One of the more common requests is to restore a file that was deleted by mistake. When that happens, the process of finding the last file version is complicated by the fact that users will sometimes swear on a stack of religious books that the file was always located in a particular directory that actually never contained it. That's one of the reasons administrators prefer file system snapshotsusers can restore their own files and waste their own time.

Once a particular file version has been identified, the backup software indicates one or more tapes that can be used to restore it. If a tape library is being used and one of the tapes is available in the library, this restore process can be mostly automated. File or path names will probably have to be changed to allow both the current version and the historical version to coexist in the same file system.

Accessing Snapshot Versions of Files

Point-in-time snapshot technology is also used to access historical versions of files.
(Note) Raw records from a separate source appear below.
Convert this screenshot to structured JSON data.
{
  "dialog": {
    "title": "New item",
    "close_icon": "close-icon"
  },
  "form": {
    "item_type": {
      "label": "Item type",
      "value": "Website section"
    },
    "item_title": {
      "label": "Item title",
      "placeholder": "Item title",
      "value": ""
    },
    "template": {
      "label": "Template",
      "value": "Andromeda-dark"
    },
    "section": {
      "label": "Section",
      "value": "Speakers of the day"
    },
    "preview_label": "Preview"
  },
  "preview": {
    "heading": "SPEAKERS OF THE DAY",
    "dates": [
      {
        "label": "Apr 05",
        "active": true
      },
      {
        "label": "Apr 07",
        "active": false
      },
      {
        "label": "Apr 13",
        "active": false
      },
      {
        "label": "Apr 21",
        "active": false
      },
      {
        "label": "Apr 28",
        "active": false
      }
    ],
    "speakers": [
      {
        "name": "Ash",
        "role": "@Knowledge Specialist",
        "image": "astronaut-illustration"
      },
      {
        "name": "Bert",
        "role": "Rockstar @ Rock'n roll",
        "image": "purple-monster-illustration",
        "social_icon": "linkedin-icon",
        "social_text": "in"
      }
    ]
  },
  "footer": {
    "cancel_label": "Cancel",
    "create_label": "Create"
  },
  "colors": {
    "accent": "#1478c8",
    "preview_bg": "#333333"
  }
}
Unlike backup systems, which tend to be independent of operating systems and file systems, delta volume and file system snapshots can be closely integrated with operating system functions.

File system snapshot facilities allow users to view different versions of files from different virtual network volumes and select the one they want to work on. End-user access to snapshot data can be displayed through familiar name space interfaces, such as a mount point (drive letter) or folder.

Whole volume snapshot technology is the least useful for accessing historical file versions due to the size of the snapshot volume and the challenges in keeping multiple copies of the files available. Dedicated backup systems that back up whole volume archives could be used to locate data from tape and restore it.